Significant change in type of evidence needed for psychiatric injury in personal injury cases

There has been a significant development in the law relating to the proof required when claiming psychological damages which will have a positive impact on plaintiffs in personal injury cases, including medical malpractice lawsuits and ICBC claims. Until recently a plaintiff with psychological injuries was required to provide the court expert evidence from a physician, preferably a psychiatrist, proving that he or she suffered from a medically recognized psychological or psychiatric condition before he or she would be entitled to damages.
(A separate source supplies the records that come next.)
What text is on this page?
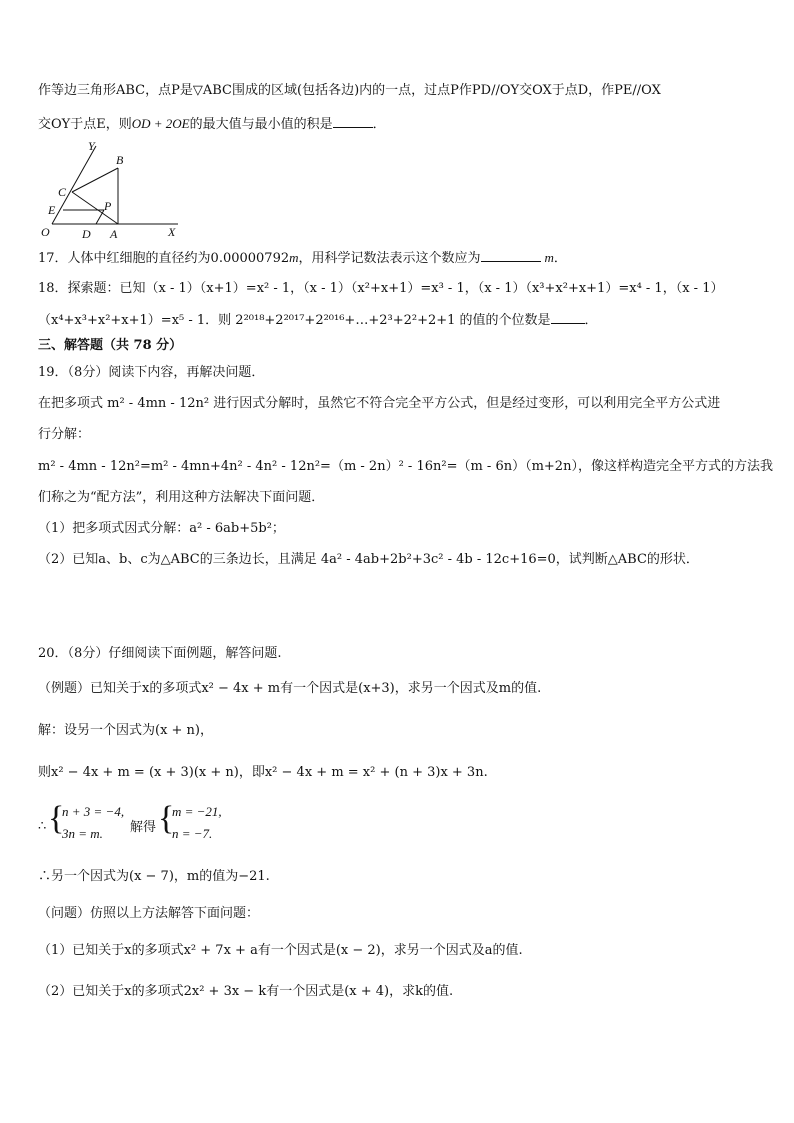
作等边三角形ABC，点P是▽ABC围成的区域(包括各边)内的一点，过点P作PD//OY交OX于点D，作PE//OX
交OY于点E，则OD + 2OE的最大值与最小值的积是	．
Y
B
C
E	P
O	D A	X
17．人体中红细胞的直径约为0.00000792m，用科学记数法表示这个数应为	m．
18．探索题：已知（x - 1）（x+1）=x² - 1，（x - 1）（x²+x+1）=x³ - 1，（x - 1）（x³+x²+x+1）=x⁴ - 1，（x - 1）
（x⁴+x³+x²+x+1）=x⁵ - 1．则 2²⁰¹⁸+2²⁰¹⁷+2²⁰¹⁶+…+2³+2²+2+1 的值的个位数是	．
三、解答题（共 78 分）
19．（8分）阅读下内容，再解决问题．
在把多项式 m² - 4mn - 12n² 进行因式分解时，虽然它不符合完全平方公式，但是经过变形，可以利用完全平方公式进
行分解：
m² - 4mn - 12n²=m² - 4mn+4n² - 4n² - 12n²=（m - 2n）² - 16n²=（m - 6n）（m+2n），像这样构造完全平方式的方法我
们称之为“配方法”，利用这种方法解决下面问题．
（1）把多项式因式分解：a² - 6ab+5b²；
（2）已知a、b、c为△ABC的三条边长，且满足 4a² - 4ab+2b²+3c² - 4b - 12c+16=0，试判断△ABC的形状．
20．（8分）仔细阅读下面例题，解答问题.
（例题）已知关于x的多项式x² − 4x + m有一个因式是(x+3)，求另一个因式及m的值.
解：设另一个因式为(x + n)，
则x² − 4x + m = (x + 3)(x + n)，即x² − 4x + m = x² + (n + 3)x + 3n.
∴ {
n + 3 = −4,
3n = m. 解得 {
m = −21,
n = −7.
∴另一个因式为(x − 7)，m的值为−21.
（问题）仿照以上方法解答下面问题：
（1）已知关于x的多项式x² + 7x + a有一个因式是(x − 2)，求另一个因式及a的值.
（2）已知关于x的多项式2x² + 3x − k有一个因式是(x + 4)，求k的值.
In contrast, a plaintiff with a physical injury could testify to the effects of an accident and obtain damages without having a physician testify that the problems fit into a particular classification of injury. In Saadati v. Moorehead the Supreme Court of Canada ruled that there is no justification for treating the types of injury differently and that those who suffer mental injury should be accorded the same level of protection as those who sustain a physical injury. It will be up to the trial judge to determine if there is sufficient evidence to prove such an injury, even without a physician offering a particular diagnosis such as Post Traumatic Stress Disorder or clinical depression. This will assist plaintiffs in medical malpractice, motor vehicle and slip and fall claims, but it is important to note that having a psychiatrist testify that an accident or physician’s negligence did cause a recognized type of disorder will still be important to ensure that the judge is convinced and also to ensure that the plaintiff receives a fair amount of damages.